イカちゃんと栄子の喧嘩話は、まァテンプレとして予想通りの展開でありシメに相応しいのではあるけれど、この作品にしては結構じっくりと「仲違いの二人」を描写してくるのでその…なんか、期待値以上にこっちがどんよりしてしまったよ。雨が降り出した祭り会場で仲間とはぐれ、下駄の鼻緒が切れてすっ転び、へたり込んで泣いているイカちゃんとか…うん、ワシでもおろおろする。当然ぱっと明るく終わるのは幸いだが、祭り会場のスタッフロールならば「イカちゃん音頭」とかやったらおもろかったな、とは思ったり。ちうかホンマ放映時期に恵まれないシリーズだな! 今ワシすっごい寒いよ!

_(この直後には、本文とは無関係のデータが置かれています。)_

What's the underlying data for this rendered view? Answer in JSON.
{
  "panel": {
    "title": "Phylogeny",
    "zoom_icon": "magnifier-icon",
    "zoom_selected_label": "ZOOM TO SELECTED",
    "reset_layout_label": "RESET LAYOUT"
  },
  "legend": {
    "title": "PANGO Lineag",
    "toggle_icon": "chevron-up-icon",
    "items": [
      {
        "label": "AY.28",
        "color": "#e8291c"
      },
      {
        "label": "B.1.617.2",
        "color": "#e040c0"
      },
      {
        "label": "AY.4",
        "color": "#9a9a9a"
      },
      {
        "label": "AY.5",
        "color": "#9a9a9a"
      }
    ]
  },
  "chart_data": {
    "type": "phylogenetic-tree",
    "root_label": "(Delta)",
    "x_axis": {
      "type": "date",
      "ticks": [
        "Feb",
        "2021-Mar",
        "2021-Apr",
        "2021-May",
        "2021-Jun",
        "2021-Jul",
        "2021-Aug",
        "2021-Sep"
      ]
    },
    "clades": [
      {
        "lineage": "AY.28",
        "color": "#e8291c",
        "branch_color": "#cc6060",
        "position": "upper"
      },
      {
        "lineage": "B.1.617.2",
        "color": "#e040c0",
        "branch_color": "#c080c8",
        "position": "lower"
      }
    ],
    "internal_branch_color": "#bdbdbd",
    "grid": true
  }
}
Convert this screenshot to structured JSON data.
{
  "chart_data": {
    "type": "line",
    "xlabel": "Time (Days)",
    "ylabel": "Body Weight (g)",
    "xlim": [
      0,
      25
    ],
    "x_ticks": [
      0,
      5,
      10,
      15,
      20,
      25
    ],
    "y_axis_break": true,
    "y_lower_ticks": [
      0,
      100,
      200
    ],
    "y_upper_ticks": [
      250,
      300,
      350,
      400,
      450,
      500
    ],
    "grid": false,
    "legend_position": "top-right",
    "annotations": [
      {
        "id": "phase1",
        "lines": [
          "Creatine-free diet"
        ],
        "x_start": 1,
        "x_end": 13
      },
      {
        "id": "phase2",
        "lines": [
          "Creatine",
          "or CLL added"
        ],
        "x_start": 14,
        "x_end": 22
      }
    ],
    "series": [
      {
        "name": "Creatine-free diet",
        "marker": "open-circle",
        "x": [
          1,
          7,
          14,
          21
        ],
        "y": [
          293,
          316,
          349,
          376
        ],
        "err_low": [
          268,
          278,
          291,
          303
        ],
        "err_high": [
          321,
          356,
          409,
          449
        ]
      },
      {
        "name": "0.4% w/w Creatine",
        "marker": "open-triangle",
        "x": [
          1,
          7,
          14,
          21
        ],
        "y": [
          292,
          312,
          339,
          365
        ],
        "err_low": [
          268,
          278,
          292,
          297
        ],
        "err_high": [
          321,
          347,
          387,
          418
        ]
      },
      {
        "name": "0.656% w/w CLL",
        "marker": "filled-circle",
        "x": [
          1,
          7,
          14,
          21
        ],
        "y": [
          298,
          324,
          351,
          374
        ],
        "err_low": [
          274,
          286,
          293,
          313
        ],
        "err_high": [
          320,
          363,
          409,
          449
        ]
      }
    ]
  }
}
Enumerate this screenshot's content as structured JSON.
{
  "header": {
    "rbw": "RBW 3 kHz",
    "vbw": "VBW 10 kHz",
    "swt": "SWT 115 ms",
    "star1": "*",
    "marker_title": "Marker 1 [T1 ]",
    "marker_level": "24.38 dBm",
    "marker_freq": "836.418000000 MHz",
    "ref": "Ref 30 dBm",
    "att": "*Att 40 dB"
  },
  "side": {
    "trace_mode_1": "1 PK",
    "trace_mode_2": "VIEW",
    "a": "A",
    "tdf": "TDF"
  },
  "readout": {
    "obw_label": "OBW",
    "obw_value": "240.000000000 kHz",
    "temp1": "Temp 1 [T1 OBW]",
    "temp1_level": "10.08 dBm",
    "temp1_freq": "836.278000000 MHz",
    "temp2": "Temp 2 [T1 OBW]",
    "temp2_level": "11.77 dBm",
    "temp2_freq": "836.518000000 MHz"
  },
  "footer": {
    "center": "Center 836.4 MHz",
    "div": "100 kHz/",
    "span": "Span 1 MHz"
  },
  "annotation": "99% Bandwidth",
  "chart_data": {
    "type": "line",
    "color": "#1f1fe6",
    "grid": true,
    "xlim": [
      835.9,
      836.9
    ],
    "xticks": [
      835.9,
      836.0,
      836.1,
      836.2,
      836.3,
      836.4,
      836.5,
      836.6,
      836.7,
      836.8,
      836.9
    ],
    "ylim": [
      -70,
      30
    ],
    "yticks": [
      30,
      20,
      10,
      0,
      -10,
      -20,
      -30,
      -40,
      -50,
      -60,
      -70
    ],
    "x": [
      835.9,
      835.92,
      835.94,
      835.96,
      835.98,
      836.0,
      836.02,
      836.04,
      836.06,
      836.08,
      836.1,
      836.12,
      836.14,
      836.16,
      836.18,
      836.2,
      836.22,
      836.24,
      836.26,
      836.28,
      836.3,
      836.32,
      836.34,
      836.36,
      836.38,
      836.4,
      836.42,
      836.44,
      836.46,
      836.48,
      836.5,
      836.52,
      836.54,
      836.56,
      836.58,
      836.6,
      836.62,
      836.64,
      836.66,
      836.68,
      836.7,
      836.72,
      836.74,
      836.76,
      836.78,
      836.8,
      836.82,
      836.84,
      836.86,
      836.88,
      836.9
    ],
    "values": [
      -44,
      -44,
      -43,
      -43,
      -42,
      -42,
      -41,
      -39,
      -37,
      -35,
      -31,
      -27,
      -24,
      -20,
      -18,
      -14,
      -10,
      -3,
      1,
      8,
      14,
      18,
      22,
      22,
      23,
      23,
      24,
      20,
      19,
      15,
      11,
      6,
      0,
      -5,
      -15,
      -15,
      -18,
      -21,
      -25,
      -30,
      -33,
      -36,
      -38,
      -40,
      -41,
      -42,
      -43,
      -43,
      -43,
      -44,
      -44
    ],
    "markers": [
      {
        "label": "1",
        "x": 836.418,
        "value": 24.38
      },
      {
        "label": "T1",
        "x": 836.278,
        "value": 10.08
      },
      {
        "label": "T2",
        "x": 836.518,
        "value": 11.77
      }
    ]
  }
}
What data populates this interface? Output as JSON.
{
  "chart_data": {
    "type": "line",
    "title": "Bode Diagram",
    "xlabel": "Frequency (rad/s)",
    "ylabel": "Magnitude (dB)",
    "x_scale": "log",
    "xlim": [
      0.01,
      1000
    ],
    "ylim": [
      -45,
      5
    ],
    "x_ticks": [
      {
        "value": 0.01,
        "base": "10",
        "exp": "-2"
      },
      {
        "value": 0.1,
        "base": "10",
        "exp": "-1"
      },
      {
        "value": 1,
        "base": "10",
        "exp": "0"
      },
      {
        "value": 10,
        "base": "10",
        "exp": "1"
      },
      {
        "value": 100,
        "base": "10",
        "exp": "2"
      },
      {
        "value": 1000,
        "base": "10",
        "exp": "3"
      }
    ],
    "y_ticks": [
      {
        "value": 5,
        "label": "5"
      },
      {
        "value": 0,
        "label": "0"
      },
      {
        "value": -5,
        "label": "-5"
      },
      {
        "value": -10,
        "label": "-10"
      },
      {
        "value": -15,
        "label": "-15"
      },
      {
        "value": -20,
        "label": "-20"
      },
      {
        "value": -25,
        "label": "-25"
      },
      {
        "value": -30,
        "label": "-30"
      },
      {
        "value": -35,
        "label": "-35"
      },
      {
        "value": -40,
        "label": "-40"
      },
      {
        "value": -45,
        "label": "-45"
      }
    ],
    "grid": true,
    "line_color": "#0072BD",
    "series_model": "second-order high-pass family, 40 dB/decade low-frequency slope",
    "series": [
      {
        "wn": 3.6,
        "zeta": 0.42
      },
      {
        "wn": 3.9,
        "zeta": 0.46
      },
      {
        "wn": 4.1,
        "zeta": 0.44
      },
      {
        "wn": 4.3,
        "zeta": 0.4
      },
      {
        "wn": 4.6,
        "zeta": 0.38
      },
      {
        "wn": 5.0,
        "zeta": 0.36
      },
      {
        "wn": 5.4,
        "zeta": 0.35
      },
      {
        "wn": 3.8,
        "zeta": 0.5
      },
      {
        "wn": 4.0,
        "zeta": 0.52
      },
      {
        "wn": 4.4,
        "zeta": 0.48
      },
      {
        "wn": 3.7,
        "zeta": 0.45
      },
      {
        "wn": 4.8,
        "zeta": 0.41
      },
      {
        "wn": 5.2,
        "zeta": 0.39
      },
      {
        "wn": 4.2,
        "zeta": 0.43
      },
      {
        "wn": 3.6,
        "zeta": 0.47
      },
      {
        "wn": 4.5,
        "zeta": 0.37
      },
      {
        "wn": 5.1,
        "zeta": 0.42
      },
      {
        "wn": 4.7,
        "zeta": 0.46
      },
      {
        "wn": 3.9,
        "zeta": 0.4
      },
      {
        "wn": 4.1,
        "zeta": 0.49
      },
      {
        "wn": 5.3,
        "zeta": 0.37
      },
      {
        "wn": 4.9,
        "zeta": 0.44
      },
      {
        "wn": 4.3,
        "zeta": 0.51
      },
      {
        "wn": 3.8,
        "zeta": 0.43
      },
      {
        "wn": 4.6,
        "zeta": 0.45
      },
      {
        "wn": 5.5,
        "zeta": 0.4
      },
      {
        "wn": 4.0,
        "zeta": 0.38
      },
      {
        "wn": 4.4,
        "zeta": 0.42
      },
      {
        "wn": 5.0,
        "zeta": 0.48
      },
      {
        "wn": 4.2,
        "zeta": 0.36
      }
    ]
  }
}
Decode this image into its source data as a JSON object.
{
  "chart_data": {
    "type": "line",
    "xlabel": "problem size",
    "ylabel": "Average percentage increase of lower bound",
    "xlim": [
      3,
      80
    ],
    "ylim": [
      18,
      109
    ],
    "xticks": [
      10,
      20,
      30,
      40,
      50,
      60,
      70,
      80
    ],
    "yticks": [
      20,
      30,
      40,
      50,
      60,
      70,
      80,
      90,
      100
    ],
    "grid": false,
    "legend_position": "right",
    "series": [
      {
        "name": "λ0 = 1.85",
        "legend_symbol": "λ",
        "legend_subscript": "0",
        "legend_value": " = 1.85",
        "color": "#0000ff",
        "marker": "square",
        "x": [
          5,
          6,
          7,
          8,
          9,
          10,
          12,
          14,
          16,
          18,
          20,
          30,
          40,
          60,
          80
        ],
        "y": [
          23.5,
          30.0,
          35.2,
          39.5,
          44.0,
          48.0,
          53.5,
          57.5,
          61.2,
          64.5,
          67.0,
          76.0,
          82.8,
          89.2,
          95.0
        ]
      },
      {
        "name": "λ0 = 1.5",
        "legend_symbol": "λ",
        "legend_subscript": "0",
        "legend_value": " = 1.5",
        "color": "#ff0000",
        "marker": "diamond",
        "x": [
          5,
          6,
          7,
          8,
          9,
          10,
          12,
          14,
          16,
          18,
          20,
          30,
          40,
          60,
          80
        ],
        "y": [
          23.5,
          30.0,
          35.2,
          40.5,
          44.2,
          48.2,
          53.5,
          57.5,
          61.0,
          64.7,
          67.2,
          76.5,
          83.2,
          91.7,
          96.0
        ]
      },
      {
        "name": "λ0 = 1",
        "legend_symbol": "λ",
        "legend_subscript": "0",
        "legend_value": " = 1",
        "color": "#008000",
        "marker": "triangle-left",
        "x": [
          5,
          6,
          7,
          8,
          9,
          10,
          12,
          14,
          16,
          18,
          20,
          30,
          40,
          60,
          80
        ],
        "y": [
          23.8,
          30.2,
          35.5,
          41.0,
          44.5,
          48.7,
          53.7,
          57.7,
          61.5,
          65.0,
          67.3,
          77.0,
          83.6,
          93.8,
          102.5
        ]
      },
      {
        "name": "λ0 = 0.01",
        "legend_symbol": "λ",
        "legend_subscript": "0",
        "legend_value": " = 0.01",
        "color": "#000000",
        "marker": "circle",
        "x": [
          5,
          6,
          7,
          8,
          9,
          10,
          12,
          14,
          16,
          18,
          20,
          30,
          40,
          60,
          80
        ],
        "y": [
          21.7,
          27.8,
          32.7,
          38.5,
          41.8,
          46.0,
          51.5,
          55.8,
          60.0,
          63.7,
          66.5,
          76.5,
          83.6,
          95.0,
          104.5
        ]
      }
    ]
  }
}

●総評。前シーズンの好評を受けて制作された第二シーズンでありますな。基本的にイカちゃんを眺めて暮らす、そんなアニメ。監督が交代しているものの、大きく路線や印象をはずすことなく丁寧に作風を継承している。たまーに水島努のおっさんがフラリと仕事して、妙な力量を見せ付けてたりしてね。平和なことだ。


中期以降の原作がメインとなってんので、お話的にも円熟して「らしい」ラインナップになっている。うーんこれなら深夜じゃなくて日曜朝とか平日夕方とかでもいいんじゃないかなー、とか思ったり。アニメオリジナルをちょいちょい挟んでさ。早苗さんは…まあその、最近のキッズ向け作品なら何とかなるでしょ。ならない? なるよね? まいいや。


てことで、特にこうだ! という声高な主張感想はないんですが、今期も楽しく視聴させていただきました。…にしても、一期二期ともに夏を逸しちゃったのはなんとなくイカちゃんらしい…っちうか、チャンピオンマンガらしいというか。もし三期があっても、多分1月スタートとかそんなんなんだろうなあ。